With the countdown to the government’s Green Deal initiative underway, the minister visited the University of Salford’s pioneering Energy House. The life-sized Coronation Street-style terraced property has been built within a sealed chamber for testing ways to reduce domestic energy consumption, and can show how existing homes can be made more sustainable.
The Green Deal is a new and radical way of making energy efficiency available to all. Under the scheme, homeowners and tenants will be able sign up for Green Deal providers to upgrade properties so they become more energy efficient.
No money will be paid upfront - instead people will be able to pay for the green home improvements over time, with all the costs to upgrade the property paid back from the savings on energy bills. By allowing the improvements to be paid for gradually, the scheme will remove one of the biggest barriers for retrofitting existing homes - the cost of the initial investment.

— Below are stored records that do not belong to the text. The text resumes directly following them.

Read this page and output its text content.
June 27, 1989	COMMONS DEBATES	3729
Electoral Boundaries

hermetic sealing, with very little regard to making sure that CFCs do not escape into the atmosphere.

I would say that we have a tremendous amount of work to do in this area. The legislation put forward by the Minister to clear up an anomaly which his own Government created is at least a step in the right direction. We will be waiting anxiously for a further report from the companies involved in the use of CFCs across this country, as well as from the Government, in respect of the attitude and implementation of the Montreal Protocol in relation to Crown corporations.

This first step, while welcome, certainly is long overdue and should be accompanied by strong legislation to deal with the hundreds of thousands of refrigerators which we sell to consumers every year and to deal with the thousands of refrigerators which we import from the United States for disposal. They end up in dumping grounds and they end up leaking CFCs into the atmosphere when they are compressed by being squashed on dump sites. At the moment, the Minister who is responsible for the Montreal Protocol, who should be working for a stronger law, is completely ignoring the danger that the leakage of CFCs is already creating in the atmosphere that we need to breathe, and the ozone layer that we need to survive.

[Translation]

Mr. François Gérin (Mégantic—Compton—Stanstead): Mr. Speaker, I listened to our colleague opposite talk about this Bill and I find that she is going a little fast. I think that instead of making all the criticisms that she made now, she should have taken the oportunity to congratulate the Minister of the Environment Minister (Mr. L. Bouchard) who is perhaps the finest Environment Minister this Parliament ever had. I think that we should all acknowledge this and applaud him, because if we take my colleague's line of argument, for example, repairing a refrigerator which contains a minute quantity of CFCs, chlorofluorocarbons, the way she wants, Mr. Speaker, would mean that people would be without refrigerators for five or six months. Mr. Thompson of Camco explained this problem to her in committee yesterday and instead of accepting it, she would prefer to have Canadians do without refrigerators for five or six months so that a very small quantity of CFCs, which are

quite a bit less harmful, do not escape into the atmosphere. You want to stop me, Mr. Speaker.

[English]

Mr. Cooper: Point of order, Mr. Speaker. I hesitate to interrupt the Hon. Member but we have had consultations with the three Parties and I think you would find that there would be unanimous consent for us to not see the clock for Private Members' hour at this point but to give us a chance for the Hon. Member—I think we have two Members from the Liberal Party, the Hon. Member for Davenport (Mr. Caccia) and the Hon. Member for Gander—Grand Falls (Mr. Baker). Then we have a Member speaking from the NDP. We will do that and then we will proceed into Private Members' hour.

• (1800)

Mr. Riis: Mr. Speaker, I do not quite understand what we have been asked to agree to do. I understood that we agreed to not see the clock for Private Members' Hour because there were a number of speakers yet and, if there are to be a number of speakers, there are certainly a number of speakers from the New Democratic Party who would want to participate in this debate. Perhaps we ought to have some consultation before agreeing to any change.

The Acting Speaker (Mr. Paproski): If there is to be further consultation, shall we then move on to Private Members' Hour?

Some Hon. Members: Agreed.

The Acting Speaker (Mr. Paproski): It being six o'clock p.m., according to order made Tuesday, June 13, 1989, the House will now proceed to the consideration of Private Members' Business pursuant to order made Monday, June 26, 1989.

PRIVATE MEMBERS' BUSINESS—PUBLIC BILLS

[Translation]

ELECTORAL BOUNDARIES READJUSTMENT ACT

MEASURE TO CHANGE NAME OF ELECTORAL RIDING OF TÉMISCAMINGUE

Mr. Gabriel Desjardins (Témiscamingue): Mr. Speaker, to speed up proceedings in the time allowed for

The visit to Energy House comes as the government published the biennial report on progress to make the nation’s buildings more sustainable. A new design for the front page of Energy Performance Certificates has also been revealed. The changes will make the certificate more relevant and engaging to householders, and help them understand what action can be taken to make their homes warmer and save money on energy bills.
Communities Minister Andrew Stunell said:
“Over 40% of the UK’s greenhouse gas emissions come from the built environment, so we must make every effort to ensure retrofit schemes like the Green Deal work, or the country risks losing its battle against climate change. That’s why I’ve come to the Energy House today. This fantastic facility shows us that greening our homes isn’t just an elite pastime, it’s something everyone can do.
“With the countdown to the Green Deal underway, the Energy House will be a vital tool for understanding how measures to improve energy efficiency measures work in practice. I have argued for many years that we must close the gap between the predicted improvements of retrofitting and actual energy performance, so I’m delighted the Energy House will help us achieve this.”
The minister also witnessed the work being carried out by the University of Salford’s Energy Hub, to encourage tenants to take up the Green Deal. Mr Stunell said improving tenant engagement will be vital to the success of the Green Deal. The Energy Hub’s work will help social landlords understand how to get tenants on board, and the best way for social landlords to promote the retrofit scheme.
Greater Manchester is already leading the way in this area, with social housing trailblazer projects in the city helping to get the market going and demonstrating the vast potential for the Green Deal in the social sector.